Even so, we often discuss works of art as if they directly came from the artist’s intent. The artist intended to show a thing, or express an emotion, and so they made this image. DALL-E 2 does seem to shortcut this process entirely: you have an idea and type it in, and you’re done.

But when I paint the old-fashioned way, I’ve found that my paintings come from the exploratory process, not just from executing my initial goals. And this is true for many artists.

Take Paul McCartney, who came up with the track “Get Back” during a jam session. He didn’t start with a plan for the song; he just started fiddling and experimenting and the band developed it from there.

Picasso described his process similarly: “I don’t know in advance what I am going to put on canvas any more than I decide beforehand what colors I am going to use … Each time I undertake to paint a picture I have a sensation of leaping into space.”

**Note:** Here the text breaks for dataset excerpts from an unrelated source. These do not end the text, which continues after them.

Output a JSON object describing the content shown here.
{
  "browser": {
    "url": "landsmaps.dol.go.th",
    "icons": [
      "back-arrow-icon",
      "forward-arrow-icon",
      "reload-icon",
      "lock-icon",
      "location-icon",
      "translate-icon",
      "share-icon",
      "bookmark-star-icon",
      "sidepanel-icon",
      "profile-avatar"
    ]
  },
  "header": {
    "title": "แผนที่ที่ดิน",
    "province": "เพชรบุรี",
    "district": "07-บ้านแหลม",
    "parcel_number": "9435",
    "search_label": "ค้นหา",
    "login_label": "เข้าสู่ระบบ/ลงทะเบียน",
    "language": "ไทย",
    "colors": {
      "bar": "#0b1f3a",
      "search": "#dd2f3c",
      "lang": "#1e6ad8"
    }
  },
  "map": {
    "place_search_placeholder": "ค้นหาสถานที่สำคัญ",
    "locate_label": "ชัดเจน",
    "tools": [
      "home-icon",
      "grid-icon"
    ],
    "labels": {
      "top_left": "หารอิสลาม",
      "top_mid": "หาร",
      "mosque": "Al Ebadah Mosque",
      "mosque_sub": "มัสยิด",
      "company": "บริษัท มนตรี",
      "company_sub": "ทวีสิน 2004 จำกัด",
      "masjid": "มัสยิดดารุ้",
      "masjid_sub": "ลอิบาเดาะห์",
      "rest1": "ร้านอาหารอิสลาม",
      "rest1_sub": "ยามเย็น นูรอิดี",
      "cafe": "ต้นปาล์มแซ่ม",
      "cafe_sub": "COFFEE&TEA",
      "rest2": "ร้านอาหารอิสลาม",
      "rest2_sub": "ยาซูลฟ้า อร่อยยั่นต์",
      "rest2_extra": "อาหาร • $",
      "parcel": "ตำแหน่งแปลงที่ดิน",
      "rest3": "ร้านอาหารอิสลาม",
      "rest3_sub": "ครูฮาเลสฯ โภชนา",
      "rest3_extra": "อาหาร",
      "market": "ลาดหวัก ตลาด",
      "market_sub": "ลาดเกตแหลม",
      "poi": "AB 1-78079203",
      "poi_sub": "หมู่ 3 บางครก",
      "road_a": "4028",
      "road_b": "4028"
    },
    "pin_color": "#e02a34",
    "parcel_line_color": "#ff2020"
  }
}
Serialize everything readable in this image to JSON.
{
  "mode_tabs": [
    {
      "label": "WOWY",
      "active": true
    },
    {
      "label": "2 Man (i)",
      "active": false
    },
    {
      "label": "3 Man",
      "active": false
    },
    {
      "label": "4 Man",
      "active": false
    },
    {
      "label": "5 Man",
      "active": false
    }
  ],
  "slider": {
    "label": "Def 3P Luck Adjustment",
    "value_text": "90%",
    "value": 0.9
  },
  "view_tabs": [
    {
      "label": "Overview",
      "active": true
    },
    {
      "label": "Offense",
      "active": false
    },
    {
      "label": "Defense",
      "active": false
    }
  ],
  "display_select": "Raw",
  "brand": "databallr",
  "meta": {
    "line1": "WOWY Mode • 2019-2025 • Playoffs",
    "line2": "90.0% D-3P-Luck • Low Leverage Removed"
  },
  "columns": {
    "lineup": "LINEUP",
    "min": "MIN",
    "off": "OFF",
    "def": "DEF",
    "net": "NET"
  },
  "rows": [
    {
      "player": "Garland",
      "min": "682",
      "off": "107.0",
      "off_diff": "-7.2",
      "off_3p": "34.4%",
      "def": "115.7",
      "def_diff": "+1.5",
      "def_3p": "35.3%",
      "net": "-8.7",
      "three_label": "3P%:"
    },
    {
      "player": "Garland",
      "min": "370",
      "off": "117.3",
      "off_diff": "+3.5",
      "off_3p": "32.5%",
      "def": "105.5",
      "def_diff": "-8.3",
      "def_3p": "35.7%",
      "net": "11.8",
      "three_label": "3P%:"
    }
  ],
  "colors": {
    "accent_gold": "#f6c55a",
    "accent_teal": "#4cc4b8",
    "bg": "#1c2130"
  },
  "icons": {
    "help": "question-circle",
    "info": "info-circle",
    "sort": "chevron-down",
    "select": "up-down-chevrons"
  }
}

In my own explorations with DALL-E 2, one idea would lead to another which led to another, and eventually I’d find myself in a completely unexpected, magical new terrain, very far from where I’d started.

Prompting as art

I would argue that the art, in using a system like DALL-E 2, comes not just from the final text prompt, but in the entire creative process that led to that prompt. Different artists will follow different processes and end up with different results that reflect their own approaches, skills and obsessions.

I began to see my experiments as a set of series, each a consistent dive into a single theme, rather than a set of independent wacky images.

Ideas for these images and series came from all around, often linked by a set of stepping stones. At one point, while making images based on contemporary artists’ work, I wanted to generate an image of site-specific installation art in the style of the contemporary Japanese artist Yayoi Kusama. After trying a few unsatisfactory locations, I hit on the idea of placing it in La Mezquita, a former mosque and church in Córdoba, Spain. I sent the picture to an architect colleague, Manuel Ladron de Guevara, who is from Córdoba, and we began riffing on other architectural ideas together.

This became a series on imaginary new buildings in different architects’ styles.

So I’ve started to consider what I do with DALL-E 2 to be both a form of exploration as well as a form of art, even if it’s often amateur art like the drawings I make on my iPad.

Indeed some artists, like Ryan Murdoch, have advocated for prompt-based image-making to be recognized as art. He points to the experienced AI artist Helena Sarin as an example.

“When I look at most stuff from Midjourney” – another popular text-to-image system – “a lot of it will be interesting or fun,” Murdoch told me in an interview. “But with [Sarin’s] work, there’s a through line. It’s easy to see that she has put a lot of thought into it, and has worked at the craft, because the output is more visually appealing and interesting, and follows her style in a continuous way.”

Aaron Hertzmann is an affiliate faculty of computer science at the University of Washington.